So, there is this amazing group out of the University of Wisconsin School of Medicine and Public Health, UW CORE-Collaborative for Reproductive Equity. They conduct some very important research regarding reproductive health, and value reproductive autonomy, dignity, and equity. With that being said, I always look forward to reading their updates and current research.
Their latest update came out on Monday, and I was in such shock and awe, that I have had to spend several days processing. Several of the researchers from CORE published a study on September 28th in the American Journal of Obstetrics and Gynecology titled, Physician Beliefs about Contraceptive Methods as Abortifacients. Here is the link for those who are interested https://doi.org/10.1016/j.ajog.2022.09.039.
In 2019 the group surveyed 893 practicing physicians, across medical specialties, at the University of Wisconsin School of Medicine and Public Health. The results are something that I am still pondering and struggling with. 17% of those surveyed believed that IUDs work by causing abortions. Furthermore, 39% believed that emergency contraception worked by causing abortions. And roughly 6% believed implants, injections, pills, patches, or rings cause abortion.
The documented main mechanisms of action for hormonal contraception, include ovulation inhibition through suppression of luteinizing hormone, thickening of cervical mucosa to prevent sperm transport, and endometrium development disruption. Additionally, the Copper IUD releases copper ions into the uterine cavity to create a toxic environment for sperm, inhibiting the transport to an egg. None of these actions induce abortion. Not only are the main mechanisms of action documented, but they are supported by science and accepted by the American College of Obstetricians and Gynecologists. And yet here we sit with 1 in 6 OBGYNs from this study and much higher levels from other specialties, falsely and inaccurately believing that IUDs and emergency contraception are abortifacients. The trusted medical professionals, potentially providing the reproductive care and contraceptive management to our communities. It makes my head spin.
But more importantly, how do we fix this problem? I am a fixer, always have been and always will be. Of course, we do not know if this data is generalizable outside of this specific sample. However, from community conversations, client’s lived experiences, and the political chaos we are experiencing-I would be highly surprised if the data was not generalizable. We have a problem when those who have been trained in the basis of science, do not believe, or are misinformed about the science.
We know several states have already taken action to attack access to intrauterine devices (IUDs) and emergency contraception, arguing that these methods should be labeled as abortifacients. In an environment with little to no access to abortion services, it is severely counterproductive to reduce access to pregnancy prevention methods.
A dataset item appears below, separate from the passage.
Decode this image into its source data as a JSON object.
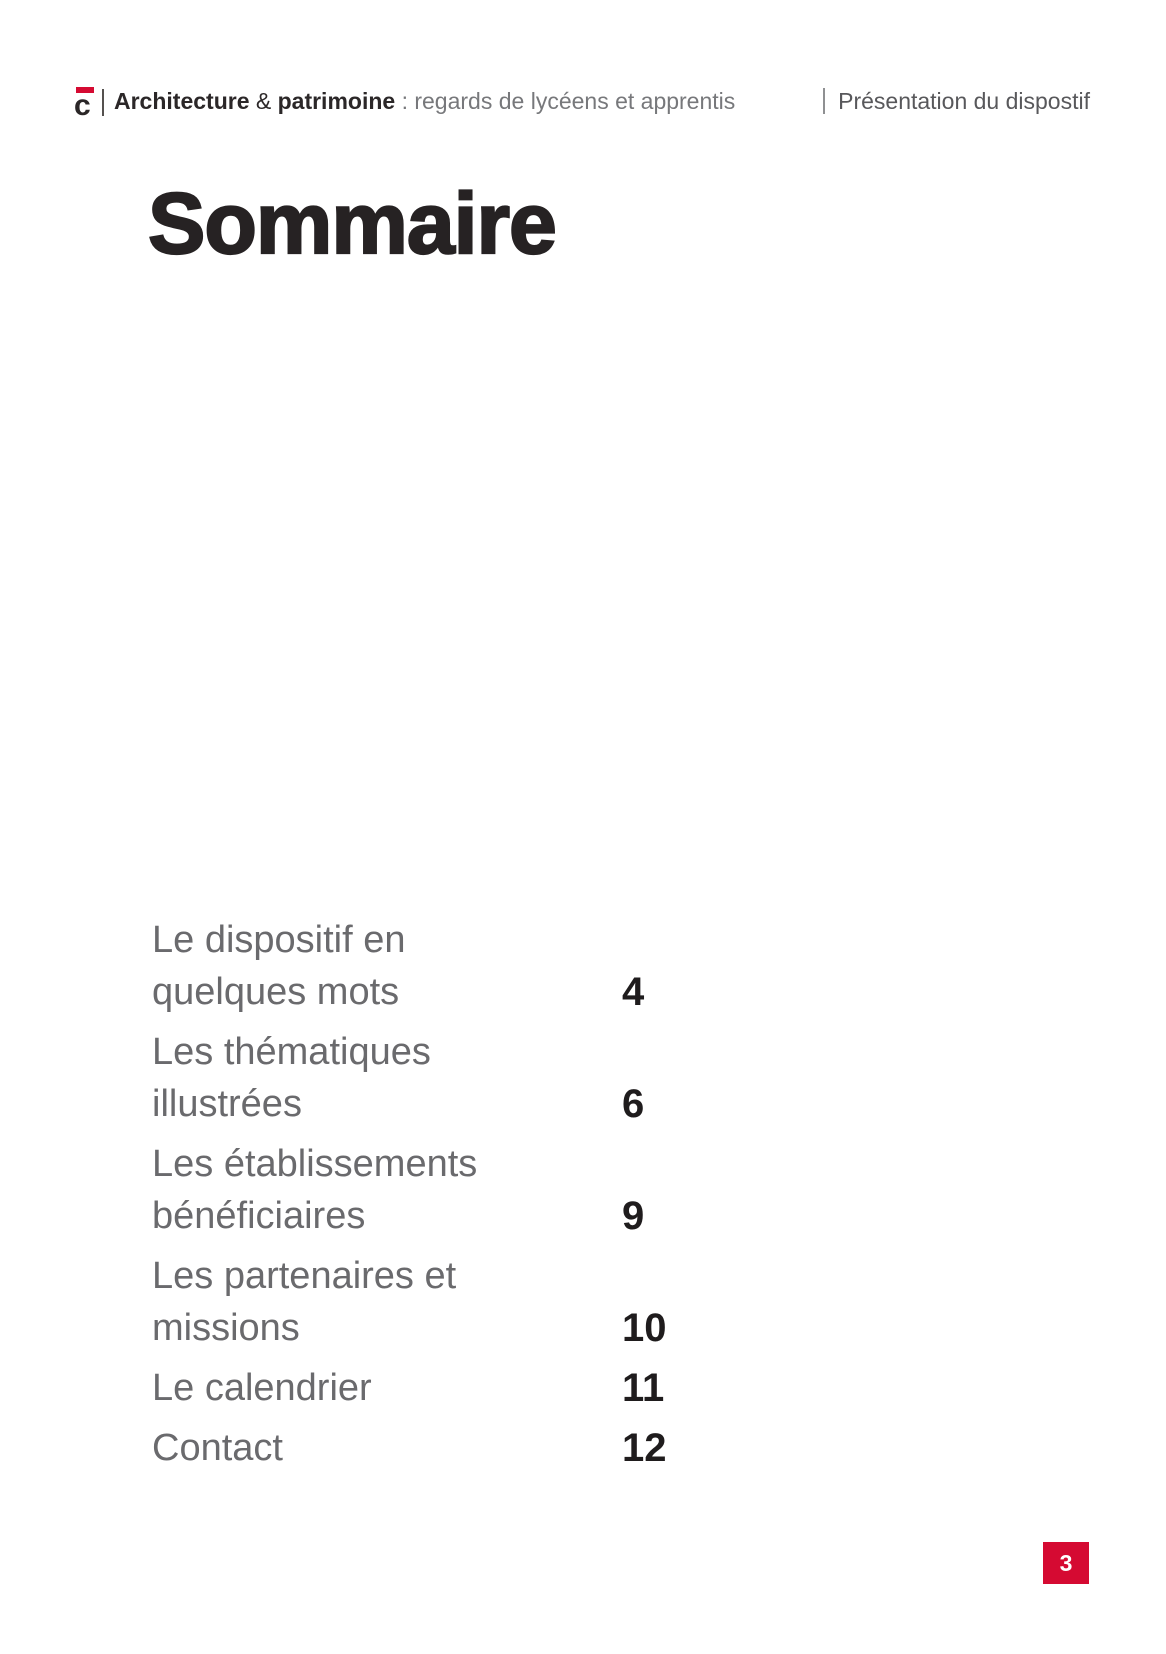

We need policies to ensure stable and then increased access to some of the most effective contraceptive methods that are being challenged by the GOP and evidently physicians, including IUDs and emergency contraception.
We need to see movement and support for clear and accurate labeling of contraceptives by the Food and Drug Administration. Labeling accuracy ensures unnecessary attacks on contraceptive method based on the scientific methods of action. For example, emergency contraception labels currently state that the medication could keep a fertilized zygote from implanting in the uterine lining. The GOP has identified this as abortion. However, the American College of Obstetricians and Gynecologists has provided evidence that such scenario is unlikely.
So, what do we do now? Educate, everyone. The public, the medical community, friends, family, kiddos! Everyone needs accurate information on how contraception works!